Abstract

Three novel missense mutations affecting the SQSTM1 UBA domain were identified, including a missense mutation at codon 411 (G411S), a missense mutation at codon 404 (M404V), and a missense mutation at codon 425 (G425R). We also identified a deletion leading to a premature stop codon at 394 (L394X). None of the mutations were found in controls. Structural analysis showed that M404V and G425R involved residues on the hydrophobic surface patch implicated in ubiquitin binding, and consistent with this, the G425R and M404V mutants abolished the ability of mutant UBA domains to bind polyubiquitin chains.

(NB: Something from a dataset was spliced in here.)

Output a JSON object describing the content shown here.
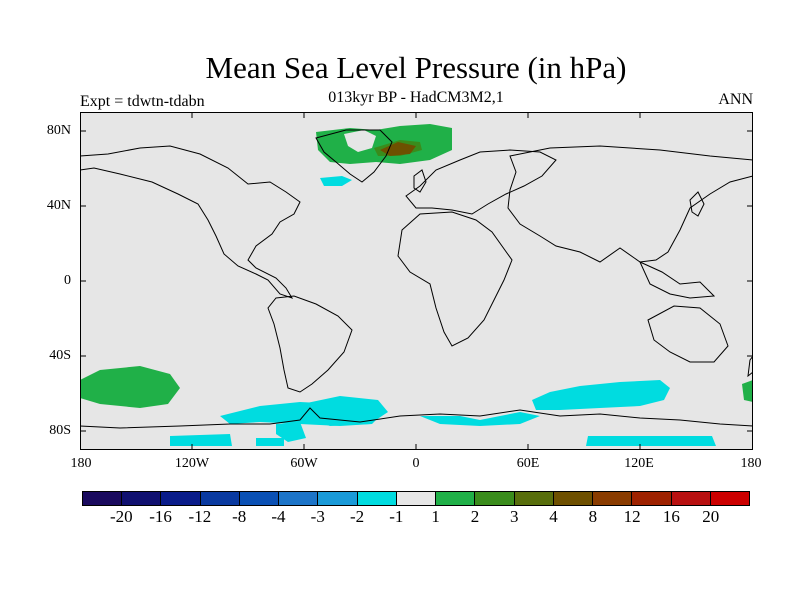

In contrast, the G411S and P392L mutants bound polyubiquitin chains normally. Genotype-phenotype analysis showed that patients with truncating mutations had more extensive PDB than those with missense mutations (bones involved = 6.05 +/- 2.71 versus 3.45 +/- 2.46; p < 0.0001). This work confirms the importance of UBA domain mutations of SQSTM1 as a cause of PDB but shows that there is no correlation between the ubiquitin-binding properties of the different mutant UBA domains and disease occurrence or extent. This indicates that the mechanism of action most probably involves an interaction between SQSTM1 and a hitherto unidentified protein that modulates bone turnover.